[33]. The fact that Athens had actually been taken, and its chief buildings plundered and laid waste, was, of course, not a pleasant one for the poet to dwell on. It could hardly, however, be entirely passed over, and this is the one allusion to it. In the truest sense it was still “unsacked:” it had not lost its most effective defence, its most precious treasure.
[34]. As the story is told by Herodotos (vii. 75), this was Sikinnos, the slave of Themistocles, and the stratagem was the device of that commander to save the Greeks from the disgrace and ruin of a sauve qui peut flight in all directions.
[35]. The Greeks never beheaded their criminals, and the punishment is mentioned as being specially characteristic of the barbaric Persians.
[36]. The Æginetans and Megarians, according to the account preserved by Diodoros (xi. 18), or the Lacedæmonians, according to Herodotos (viii. 65).
[37]. This may be meant to refer to the achievements of Ameinias of Pallene, who appears in the traditional life of Œschylos as his youngest brother.
[38]. Sc., in Herod. viii. 60, the strait between Salamis and the mainland.

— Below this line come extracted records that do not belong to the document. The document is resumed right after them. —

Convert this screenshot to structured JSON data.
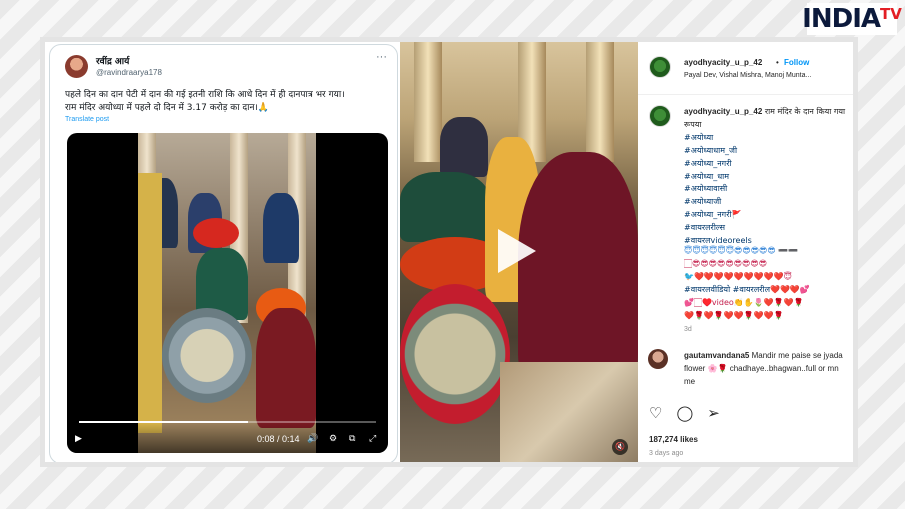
{
  "logo": {
    "main": "INDIA",
    "accent": "TV"
  },
  "tweet": {
    "author_name": "रवींद्र आर्य",
    "handle": "@ravindraarya178",
    "more": "···",
    "text_line1": "पहले दिन का दान पेटी में दान की गई इतनी राशि कि आधे दिन में ही दानपात्र भर गया।",
    "text_line2": "राम मंदिर अयोध्या में पहले दो दिन में 3.17 करोड़ का दान।🙏",
    "translate": "Translate post",
    "video": {
      "time": "0:08 / 0:14",
      "progress": 0.57
    }
  },
  "instagram": {
    "username": "ayodhyacity_u_p_42",
    "separator": "•",
    "follow": "Follow",
    "audio": "Payal Dev, Vishal Mishra, Manoj Munta...",
    "caption_user": "ayodhyacity_u_p_42",
    "caption_text": "राम मंदिर के दान किया गया रूपया",
    "hashtags": [
      "#अयोध्या",
      "#अयोध्याधाम_जी",
      "#अयोध्या_नगरी",
      "#अयोध्या_धाम",
      "#अयोध्यावासी",
      "#अयोध्याजी",
      "#अयोध्या_नगरी🚩",
      "#वायरलरील्स",
      "#वायरलvideoreels"
    ],
    "emoji_line1": "😇😇😇😇😇😇😎😎😎😎😎 ➖➖",
    "emoji_line2": "🏻😎😎😎😎😎😎😎😎😎",
    "emoji_line3": "🐦❤️❤️❤️❤️❤️❤️❤️❤️❤️😇",
    "emoji_line4": "#वायरलवीडियो #वायरलरील❤️❤️❤️💕",
    "emoji_line5": "💕🏻♥️video👏✋🌷❤️🌹❤️🌹",
    "emoji_line6": "❤️🌹❤️🌹❤️❤️🌹❤️❤️🌹",
    "age": "3d",
    "comment_user": "gautamvandana5",
    "comment_text": "Mandir me paise se jyada flower 🌸🌹 chadhaye..bhagwan..full or mn me",
    "likes": "187,274 likes",
    "ago": "3 days ago"
  },
  "colors": {
    "ig_blue": "#0095f6",
    "hashtag": "#00376b",
    "tweet_blue": "#1d9bf0",
    "logo_red": "#e31e24"
  }
}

[39]. Tunny-fishing has always been prominent in the occupations on the Mediterranean coasts, and the sailors who formed so large a part of every Athenian audience would be familiar with the process here described, of striking or harpooning them. Aristophanes (Wasps, 1087) coins (or uses) the word “to tunny” (θυννάζω) to express the act. Comp. Herod. i. 62.
[40]. Sc., Psyttaleia, lying between Salamis and the mainland. Pausanias (i. 36-82) describes it in his time as having no artistic shrine or statue, but full everywhere of roughly carved images of Pan, to whom the island was sacred. It lay just opposite the entrance to the Peiræos. The connexion of Pan with Salamis and its adjacent islands seems implied in Sophocles, Aias, 695.
[41]. The manœuvre was, we learn from Herodotos (viii. 95), the work of Aristeides, the personal friend of Æschylos, and the statesman with whose policy he had most sympathy.
[42]. The lines are noted as probably a spurious addition, by a weaker hand, to the text, as introducing surplusage, as inconsistent with Herodotos, and as faulty in their metrical structure.